Much of Florida’s economy is driven by tourism, but the nationwide coronavirus lockdown has made tourism impossible.
While exact figures since the shutdown won’t be calculated until the end of the month, Bay and Walton County officials said that their municipalities will see an impact on their revenue streams.
Most officials said that they are unsure of how it may affect future budget plans.
Louis Svehla, Walton County public information officer, said that sales and use taxes, including the tourist development tax, which is a 5% tax on short-term rentals and hotels, count for one-third of the Walton County’s revenues.
Walton County normally sees about 60% tourism occupancy in April, said David Demarest, a TDC spokesperson. Right now the county is at 2%, he added.
“At this time, we feel certain that the losses will be in the millions of dollars,” Svehla wrote in an email, but that, right now, Walton County is seeing delays in projects due more to a shortage of available employees than a shortage of funds.

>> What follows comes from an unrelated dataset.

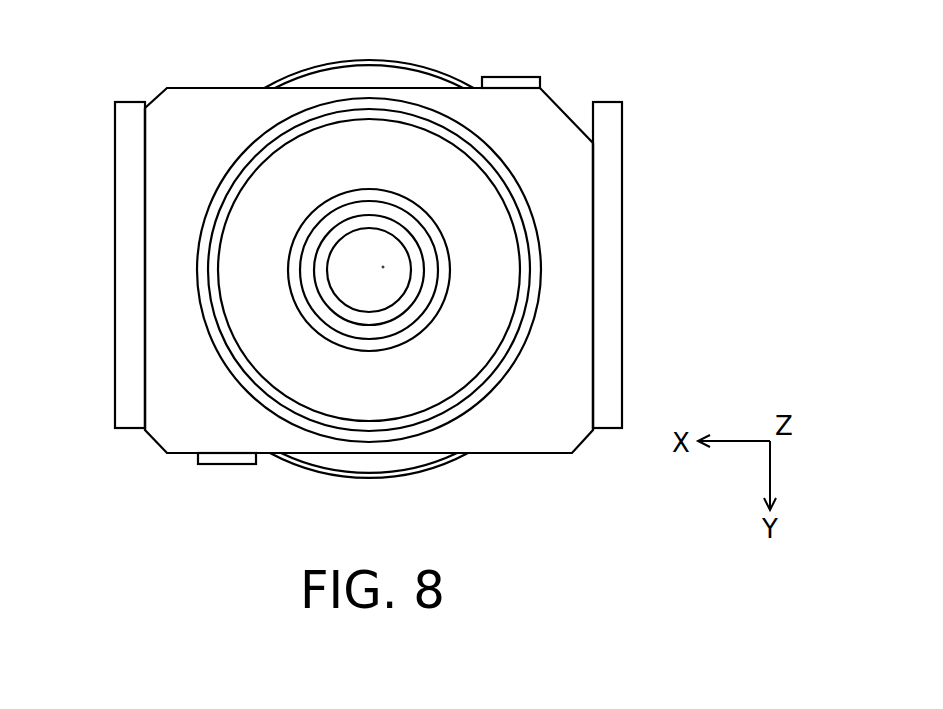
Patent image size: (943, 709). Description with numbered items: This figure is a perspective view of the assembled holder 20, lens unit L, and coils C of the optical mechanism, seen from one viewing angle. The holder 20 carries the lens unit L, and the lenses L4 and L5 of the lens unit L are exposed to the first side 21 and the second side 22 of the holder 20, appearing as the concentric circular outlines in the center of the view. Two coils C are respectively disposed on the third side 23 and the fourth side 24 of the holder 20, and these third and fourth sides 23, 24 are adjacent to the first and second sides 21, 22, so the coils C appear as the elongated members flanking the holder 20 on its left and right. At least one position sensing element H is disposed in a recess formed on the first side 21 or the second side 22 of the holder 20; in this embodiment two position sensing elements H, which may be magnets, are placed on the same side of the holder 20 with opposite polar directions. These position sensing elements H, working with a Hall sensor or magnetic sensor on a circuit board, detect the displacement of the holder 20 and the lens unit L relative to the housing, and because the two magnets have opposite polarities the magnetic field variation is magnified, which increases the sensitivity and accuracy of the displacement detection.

Early pandemic projections for Panama City Beach anticipated a 60% decline in tourism and up to $9.1 million in tax revenue losses, made up for with capital project budget cuts including road repairs and facility enhancements, City Manager Tony O’Rourke said.
“This year, we’re in pretty good shape as far as the reductions that we’ve planned,” O’Rourke said.
O’Rourke confirmed this 60% decline in tourism and $8.8 million in lost revenue, and expects a higher rate of decline in tourism in the following months due to the short term rental prohibitions and gathering size restrictions, leading to a sharper decline in tax revenue.
“We’ll see what we can do for next year, but it will be more impactful as far as operating expenses,” O’Rourke said, referring to impact on city employee personnel and the local government’s essential day-to-day services.
Panama City officials also said that the city is expecting shortfalls because of the pandemic.
Bay County Manager Bob Majka said that the county has about $80 million in reserve funds and is expecting between $25 and $40 million in losses depending on how long the shutdown is in place. After the reserves, they may be able to push projects like enhancements and repairs from Hurricane Michael, he added, and that jobs may be impacted.
“This is going to cause a lot of organizations, whether they’re private sector or public sector, to really go back and look at the way they conduct business,” Majka said about the innovative uses of technology being employed to conduct business during the pandemic.
“That in itself could be an improvement at the business level but may also lead to fewer employees on the backside as well,” he added.
Officials will know more about how these losses when the March and April budget tax reports are available in May and June, respectively.